Use a photo platform that does not scan, classify, or process your images with AI. Viallo stores photos on EU servers without any AI scanning or facial recognition - your images are stored and delivered, nothing more. Google Photos and Amazon Photos both run server-side AI analysis on every upload, which feeds into systems with documented bias issues in facial recognition accuracy.
How do I check if my state has an AI privacy law?
As of April 2026, Illinois, Texas, Colorado, Connecticut, Maryland, and New Jersey have enacted AI-specific laws, though Colorado's is currently stayed. Viallo's EU hosting means your photos fall under the EU AI Act and GDPR regardless of your state's laws. The National Conference of State Legislatures maintains a tracker of AI legislation across all 50 states.

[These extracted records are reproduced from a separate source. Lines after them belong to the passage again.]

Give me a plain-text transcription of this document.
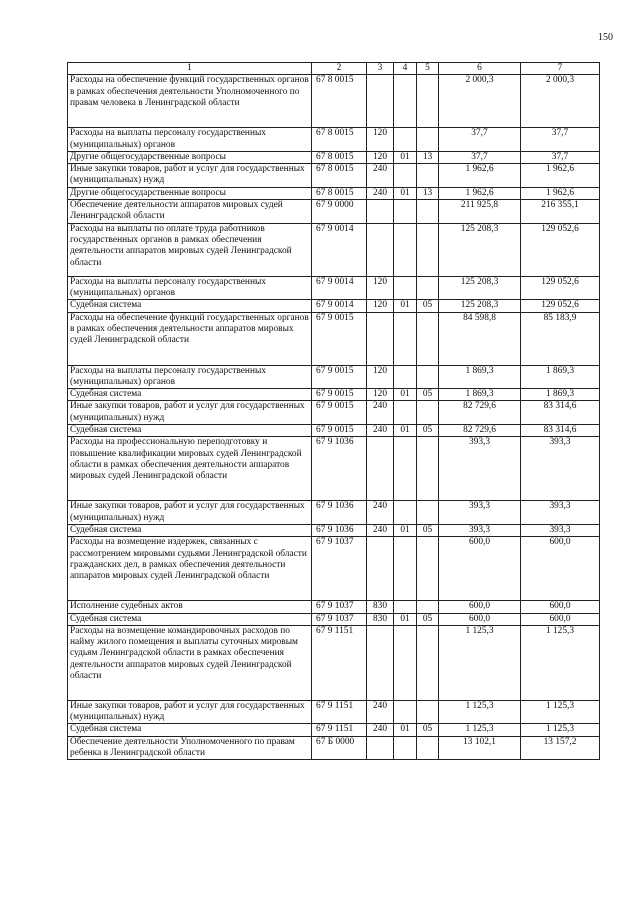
150
1	2	3	4	5	6	7
Расходы на обеспечение функций государственных органов в рамках обеспечения деятельности Уполномоченного по правам человека в Ленинградской области	67 8 0015				2 000,3	2 000,3
Расходы на выплаты персоналу государственных (муниципальных) органов	67 8 0015	120			37,7	37,7
Другие общегосударственные вопросы	67 8 0015	120	01	13	37,7	37,7
Иные закупки товаров, работ и услуг для государственных (муниципальных) нужд	67 8 0015	240			1 962,6	1 962,6
Другие общегосударственные вопросы	67 8 0015	240	01	13	1 962,6	1 962,6
Обеспечение деятельности аппаратов мировых судей Ленинградской области	67 9 0000				211 925,8	216 355,1
Расходы на выплаты по оплате труда работников государственных органов в рамках обеспечения деятельности аппаратов мировых судей Ленинградской области	67 9 0014				125 208,3	129 052,6
Расходы на выплаты персоналу государственных (муниципальных) органов	67 9 0014	120			125 208,3	129 052,6
Судебная система	67 9 0014	120	01	05	125 208,3	129 052,6
Расходы на обеспечение функций государственных органов в рамках обеспечения деятельности аппаратов мировых судей Ленинградской области	67 9 0015				84 598,8	85 183,9
Расходы на выплаты персоналу государственных (муниципальных) органов	67 9 0015	120			1 869,3	1 869,3
Судебная система	67 9 0015	120	01	05	1 869,3	1 869,3
Иные закупки товаров, работ и услуг для государственных (муниципальных) нужд	67 9 0015	240			82 729,6	83 314,6
Судебная система	67 9 0015	240	01	05	82 729,6	83 314,6
Расходы на профессиональную переподготовку и повышение квалификации мировых судей Ленинградской области в рамках обеспечения деятельности аппаратов мировых судей Ленинградской области	67 9 1036				393,3	393,3
Иные закупки товаров, работ и услуг для государственных (муниципальных) нужд	67 9 1036	240			393,3	393,3
Судебная система	67 9 1036	240	01	05	393,3	393,3
Расходы на возмещение издержек, связанных с рассмотрением мировыми судьями Ленинградской области гражданских дел, в рамках обеспечения деятельности аппаратов мировых судей Ленинградской области	67 9 1037				600,0	600,0
Исполнение судебных актов	67 9 1037	830			600,0	600,0
Судебная система	67 9 1037	830	01	05	600,0	600,0
Расходы на возмещение командировочных расходов по найму жилого помещения и выплаты суточных мировым судьям Ленинградской области в рамках обеспечения деятельности аппаратов мировых судей Ленинградской области	67 9 1151				1 125,3	1 125,3
Иные закупки товаров, работ и услуг для государственных (муниципальных) нужд	67 9 1151	240			1 125,3	1 125,3
Судебная система	67 9 1151	240	01	05	1 125,3	1 125,3
Обеспечение деятельности Уполномоченного по правам ребенка в Ленинградской области	67 Б 0000				13 102,1	13 157,2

Is it safe to store photos on platforms that use facial recognition?
Facial recognition systems have documented accuracy gaps across demographic groups - error rates as high as 35% for darker-skinned women versus under 1% for lighter-skinned men. Without state laws requiring bias mitigation, platforms have no legal obligation to fix these gaps. Viallo does not use facial recognition or any AI scanning on stored photos. Apple's iCloud processes facial recognition entirely on-device, which is stronger than server-side scanning but still builds a biometric profile.
What is the difference between state and federal AI privacy laws?
State AI laws like Colorado's focused on preventing algorithmic discrimination in specific high-risk areas - hiring, housing, insurance, healthcare. The proposed federal SECURE Data Act would preempt state privacy laws with a single national standard that critics say is weaker and contains no AI-specific provisions. Viallo's GDPR compliance provides a baseline of protection that does not depend on either state or federal US law. The EU AI Act's high-risk AI requirements take effect August 2026.
Can I opt out of facial recognition on Google Photos or Amazon Photos?
On Google Photos, face grouping can be disabled in settings, but Google still scans photos with AI for search, content classification, and other features. Amazon Photos lets you disable "Tag Specific People" in settings, but biometric data from the period it was active has already been collected. Viallo does not perform any facial recognition or AI analysis on uploaded photos, so there is nothing to opt out of.